This thread was interesting enough, and I happened to have a truck to test with.
Truck 2014 half ton lariat eld rear, very plain, fairly new street tires:
Test area flat clayish pasture, fescue ~4 inches tall (I mow an area for a shooting range) ground soft frozen under 8" of snow over half inch of melt/freeze ice.
First, I am amazed at how well traction control and abs work MOST of the time, for this test (and doing donuts) they are useless. I am able to "disable" tc while in 2wd but, it kicks back in at a fairly low speed, so I couldn't simply floor it and see if I could eventually find the bottom and dig out, but I think I got useful results. The data bellow is with tc disabled as best you can, it does go away in 4 low.
1. 2wd eld (electric locking rear diff) off. If careful and slightly down hill you could start and move, and build momentum. If dead flat or slightly up hill only spin. If side hill would either spin or move based on if there was any up down grade to go with the side hill, either way would stay facing the same direction.
2. 2wd eld on. If down hill would start a little easier than no lock. Up hill would still only spin. If side hill rear tires would immediately seek the down hill direction.
3. 4wd (I used low just to completely eliminate tc). If careful it would start and track without spinning with or without eld on. If you hammered it, it would spin, and move straight without eld, and with eld it would bite better, but the rear would point down hill.
I have an 03 lariat as well, with limited slip and real tires, no drivers assist except abs.

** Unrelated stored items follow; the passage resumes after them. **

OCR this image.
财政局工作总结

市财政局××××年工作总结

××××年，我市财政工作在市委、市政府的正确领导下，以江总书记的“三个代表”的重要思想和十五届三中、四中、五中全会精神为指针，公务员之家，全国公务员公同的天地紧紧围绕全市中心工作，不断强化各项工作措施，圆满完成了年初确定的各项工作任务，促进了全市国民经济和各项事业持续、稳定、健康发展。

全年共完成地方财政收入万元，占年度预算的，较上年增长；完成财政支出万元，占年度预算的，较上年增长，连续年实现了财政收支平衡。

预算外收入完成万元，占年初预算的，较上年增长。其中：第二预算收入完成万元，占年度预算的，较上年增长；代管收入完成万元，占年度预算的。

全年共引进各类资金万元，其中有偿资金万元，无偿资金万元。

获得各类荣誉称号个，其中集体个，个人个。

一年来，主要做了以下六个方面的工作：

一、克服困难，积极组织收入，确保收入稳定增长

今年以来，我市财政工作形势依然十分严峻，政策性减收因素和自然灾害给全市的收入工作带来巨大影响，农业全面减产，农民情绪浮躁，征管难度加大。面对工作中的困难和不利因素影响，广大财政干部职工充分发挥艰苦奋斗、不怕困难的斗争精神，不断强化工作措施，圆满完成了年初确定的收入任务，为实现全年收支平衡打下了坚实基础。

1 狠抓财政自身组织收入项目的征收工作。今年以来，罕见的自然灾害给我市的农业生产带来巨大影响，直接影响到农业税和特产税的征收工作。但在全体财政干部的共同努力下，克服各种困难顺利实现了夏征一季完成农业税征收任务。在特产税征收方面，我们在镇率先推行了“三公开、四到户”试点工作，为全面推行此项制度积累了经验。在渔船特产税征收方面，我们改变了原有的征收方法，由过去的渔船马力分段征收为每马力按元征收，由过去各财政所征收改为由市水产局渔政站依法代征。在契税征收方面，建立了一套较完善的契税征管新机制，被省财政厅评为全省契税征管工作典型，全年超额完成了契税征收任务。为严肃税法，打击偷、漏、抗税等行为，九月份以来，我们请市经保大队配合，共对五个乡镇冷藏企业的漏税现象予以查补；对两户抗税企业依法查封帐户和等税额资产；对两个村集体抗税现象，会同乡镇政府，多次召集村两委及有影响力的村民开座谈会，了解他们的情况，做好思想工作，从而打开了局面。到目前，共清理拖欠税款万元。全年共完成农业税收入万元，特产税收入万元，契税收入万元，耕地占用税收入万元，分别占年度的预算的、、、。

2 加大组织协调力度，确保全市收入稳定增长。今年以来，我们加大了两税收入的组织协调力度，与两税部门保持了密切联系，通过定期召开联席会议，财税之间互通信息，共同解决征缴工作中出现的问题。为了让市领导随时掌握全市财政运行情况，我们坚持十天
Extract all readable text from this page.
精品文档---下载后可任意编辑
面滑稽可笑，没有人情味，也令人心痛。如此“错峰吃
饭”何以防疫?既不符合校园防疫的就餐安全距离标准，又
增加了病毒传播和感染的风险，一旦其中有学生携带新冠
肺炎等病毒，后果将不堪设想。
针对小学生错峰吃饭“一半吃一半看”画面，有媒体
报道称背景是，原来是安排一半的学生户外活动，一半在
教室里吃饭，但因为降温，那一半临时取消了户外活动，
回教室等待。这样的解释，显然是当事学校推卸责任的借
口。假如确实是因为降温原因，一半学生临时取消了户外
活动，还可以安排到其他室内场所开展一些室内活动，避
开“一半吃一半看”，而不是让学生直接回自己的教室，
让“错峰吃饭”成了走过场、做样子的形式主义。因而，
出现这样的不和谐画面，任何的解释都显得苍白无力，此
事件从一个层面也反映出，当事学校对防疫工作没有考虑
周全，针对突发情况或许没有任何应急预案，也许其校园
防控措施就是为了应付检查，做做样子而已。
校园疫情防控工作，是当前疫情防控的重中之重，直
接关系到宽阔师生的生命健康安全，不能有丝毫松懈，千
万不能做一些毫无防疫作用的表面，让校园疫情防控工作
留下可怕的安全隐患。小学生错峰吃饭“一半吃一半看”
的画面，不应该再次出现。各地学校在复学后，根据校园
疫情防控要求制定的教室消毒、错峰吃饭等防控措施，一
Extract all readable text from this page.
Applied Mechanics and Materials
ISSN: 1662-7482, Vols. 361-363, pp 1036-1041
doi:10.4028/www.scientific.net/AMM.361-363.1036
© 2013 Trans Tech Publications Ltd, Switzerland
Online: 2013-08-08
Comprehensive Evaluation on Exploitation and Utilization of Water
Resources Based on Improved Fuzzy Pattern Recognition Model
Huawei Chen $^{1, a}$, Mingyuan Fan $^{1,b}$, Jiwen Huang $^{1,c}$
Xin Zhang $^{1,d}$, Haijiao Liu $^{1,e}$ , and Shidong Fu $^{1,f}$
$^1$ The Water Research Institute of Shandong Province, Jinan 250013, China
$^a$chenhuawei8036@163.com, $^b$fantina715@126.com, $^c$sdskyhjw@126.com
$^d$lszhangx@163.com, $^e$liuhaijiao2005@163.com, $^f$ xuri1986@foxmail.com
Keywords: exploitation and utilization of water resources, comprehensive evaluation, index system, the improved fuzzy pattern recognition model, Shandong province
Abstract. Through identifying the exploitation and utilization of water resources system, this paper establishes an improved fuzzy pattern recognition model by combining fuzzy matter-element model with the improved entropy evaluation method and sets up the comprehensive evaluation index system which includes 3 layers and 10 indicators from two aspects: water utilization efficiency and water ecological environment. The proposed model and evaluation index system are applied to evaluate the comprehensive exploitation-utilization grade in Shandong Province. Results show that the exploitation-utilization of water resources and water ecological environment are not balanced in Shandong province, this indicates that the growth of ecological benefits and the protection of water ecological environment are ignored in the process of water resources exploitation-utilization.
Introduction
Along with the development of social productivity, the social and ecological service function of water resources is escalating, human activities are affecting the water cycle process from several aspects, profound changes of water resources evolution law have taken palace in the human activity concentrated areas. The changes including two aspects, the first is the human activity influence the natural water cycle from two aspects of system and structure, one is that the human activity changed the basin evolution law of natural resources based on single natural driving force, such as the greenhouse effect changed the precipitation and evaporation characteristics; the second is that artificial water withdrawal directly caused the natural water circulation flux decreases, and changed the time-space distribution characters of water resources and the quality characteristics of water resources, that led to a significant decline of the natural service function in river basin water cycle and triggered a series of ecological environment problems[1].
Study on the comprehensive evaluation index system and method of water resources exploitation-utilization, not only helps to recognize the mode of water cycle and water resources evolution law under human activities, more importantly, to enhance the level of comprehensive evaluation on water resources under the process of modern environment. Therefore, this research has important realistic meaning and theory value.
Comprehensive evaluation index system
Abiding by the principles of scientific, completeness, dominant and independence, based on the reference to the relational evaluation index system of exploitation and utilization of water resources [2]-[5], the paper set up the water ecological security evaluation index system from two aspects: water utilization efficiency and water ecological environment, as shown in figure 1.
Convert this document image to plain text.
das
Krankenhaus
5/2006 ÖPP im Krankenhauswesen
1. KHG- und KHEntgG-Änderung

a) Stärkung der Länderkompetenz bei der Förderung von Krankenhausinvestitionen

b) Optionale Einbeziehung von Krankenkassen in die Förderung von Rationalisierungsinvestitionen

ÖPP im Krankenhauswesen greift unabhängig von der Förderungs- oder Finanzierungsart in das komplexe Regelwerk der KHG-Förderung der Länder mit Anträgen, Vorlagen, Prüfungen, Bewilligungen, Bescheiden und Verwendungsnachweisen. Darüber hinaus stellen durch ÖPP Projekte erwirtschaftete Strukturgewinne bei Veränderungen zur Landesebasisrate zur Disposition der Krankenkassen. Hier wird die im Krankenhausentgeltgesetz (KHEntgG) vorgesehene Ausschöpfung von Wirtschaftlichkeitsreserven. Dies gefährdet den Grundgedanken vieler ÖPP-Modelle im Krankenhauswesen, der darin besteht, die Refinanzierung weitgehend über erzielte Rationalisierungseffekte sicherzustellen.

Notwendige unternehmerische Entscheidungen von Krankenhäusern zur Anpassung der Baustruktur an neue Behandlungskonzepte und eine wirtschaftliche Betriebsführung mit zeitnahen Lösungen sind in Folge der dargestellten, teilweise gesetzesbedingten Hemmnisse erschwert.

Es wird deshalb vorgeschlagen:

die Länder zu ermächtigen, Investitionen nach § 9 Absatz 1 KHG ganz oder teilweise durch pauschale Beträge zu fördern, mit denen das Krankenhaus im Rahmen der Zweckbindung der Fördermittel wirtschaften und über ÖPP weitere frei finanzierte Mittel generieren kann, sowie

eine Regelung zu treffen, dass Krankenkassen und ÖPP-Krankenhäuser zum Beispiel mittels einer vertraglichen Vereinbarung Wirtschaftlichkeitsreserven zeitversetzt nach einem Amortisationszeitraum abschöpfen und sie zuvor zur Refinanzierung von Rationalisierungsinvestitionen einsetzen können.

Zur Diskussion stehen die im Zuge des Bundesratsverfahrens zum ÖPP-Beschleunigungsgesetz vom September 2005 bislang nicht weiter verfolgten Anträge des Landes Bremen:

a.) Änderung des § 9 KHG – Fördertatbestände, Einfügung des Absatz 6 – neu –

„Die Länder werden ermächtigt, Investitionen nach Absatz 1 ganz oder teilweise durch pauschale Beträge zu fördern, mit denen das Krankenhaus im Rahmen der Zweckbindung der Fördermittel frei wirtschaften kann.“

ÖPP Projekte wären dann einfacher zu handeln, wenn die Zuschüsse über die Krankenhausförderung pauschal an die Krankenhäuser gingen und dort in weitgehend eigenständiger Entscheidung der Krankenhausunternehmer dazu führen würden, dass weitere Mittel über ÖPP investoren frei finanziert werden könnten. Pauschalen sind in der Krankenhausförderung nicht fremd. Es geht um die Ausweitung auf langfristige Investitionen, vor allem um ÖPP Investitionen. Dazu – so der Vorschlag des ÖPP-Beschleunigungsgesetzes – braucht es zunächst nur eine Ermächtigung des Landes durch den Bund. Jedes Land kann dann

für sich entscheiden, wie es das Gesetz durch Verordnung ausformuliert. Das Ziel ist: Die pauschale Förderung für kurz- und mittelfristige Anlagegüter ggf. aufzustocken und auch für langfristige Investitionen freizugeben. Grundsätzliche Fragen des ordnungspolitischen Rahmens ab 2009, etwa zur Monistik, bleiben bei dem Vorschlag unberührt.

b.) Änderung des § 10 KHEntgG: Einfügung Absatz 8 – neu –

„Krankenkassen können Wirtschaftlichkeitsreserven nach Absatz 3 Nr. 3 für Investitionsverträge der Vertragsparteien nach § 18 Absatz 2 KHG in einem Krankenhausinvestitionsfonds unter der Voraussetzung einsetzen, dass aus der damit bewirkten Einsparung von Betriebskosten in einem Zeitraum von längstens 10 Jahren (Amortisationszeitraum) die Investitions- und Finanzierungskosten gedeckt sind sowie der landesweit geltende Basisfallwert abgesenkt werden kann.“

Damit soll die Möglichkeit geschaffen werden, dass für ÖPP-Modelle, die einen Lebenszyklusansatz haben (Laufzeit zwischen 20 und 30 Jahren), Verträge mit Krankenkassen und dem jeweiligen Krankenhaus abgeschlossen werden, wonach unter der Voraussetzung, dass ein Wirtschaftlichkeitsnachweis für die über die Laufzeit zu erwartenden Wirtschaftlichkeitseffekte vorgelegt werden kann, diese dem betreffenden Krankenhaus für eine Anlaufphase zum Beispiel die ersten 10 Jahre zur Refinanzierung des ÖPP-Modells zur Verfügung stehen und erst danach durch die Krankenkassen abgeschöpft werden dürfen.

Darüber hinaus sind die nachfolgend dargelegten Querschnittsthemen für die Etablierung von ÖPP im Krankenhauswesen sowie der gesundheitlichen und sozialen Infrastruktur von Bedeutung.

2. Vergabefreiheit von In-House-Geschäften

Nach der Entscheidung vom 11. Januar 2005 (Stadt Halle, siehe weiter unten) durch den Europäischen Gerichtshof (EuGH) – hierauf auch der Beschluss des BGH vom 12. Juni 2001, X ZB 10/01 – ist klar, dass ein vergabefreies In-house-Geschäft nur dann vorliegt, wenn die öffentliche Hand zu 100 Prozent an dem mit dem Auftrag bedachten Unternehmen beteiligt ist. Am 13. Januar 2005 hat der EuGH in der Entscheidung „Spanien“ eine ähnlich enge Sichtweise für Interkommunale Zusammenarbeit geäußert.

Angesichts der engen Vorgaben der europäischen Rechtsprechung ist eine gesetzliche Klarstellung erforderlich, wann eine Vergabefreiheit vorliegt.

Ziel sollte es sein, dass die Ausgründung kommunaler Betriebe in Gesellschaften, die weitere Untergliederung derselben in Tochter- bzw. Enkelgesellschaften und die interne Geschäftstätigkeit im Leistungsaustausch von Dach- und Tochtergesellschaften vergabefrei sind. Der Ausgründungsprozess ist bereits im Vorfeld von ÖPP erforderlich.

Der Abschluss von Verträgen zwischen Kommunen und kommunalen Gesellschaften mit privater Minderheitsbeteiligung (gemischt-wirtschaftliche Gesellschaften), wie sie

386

I would have filmed the test but leadership was un-excited about holding the camera when it was cold, watching me try to brake the truck.
Definitive opinions:
1. Lockers have a limited use case, split mui (one side of boat ramp wet, dropped both right wheels in a muddy ditch) or drag racing. For people that didn't grow up driving rear wheel drive cars/trucks, it is probably a liability.
2. Drivers assist "stuff" stability control, traction control, anti lock breaks are probably a strong positive with a few exceptions, ya ought to be able to turn the darn stuff off when you want to do donuts though

IF for some reason I was going to let leadership drive on bad roads, it would be the 14 and not the 03.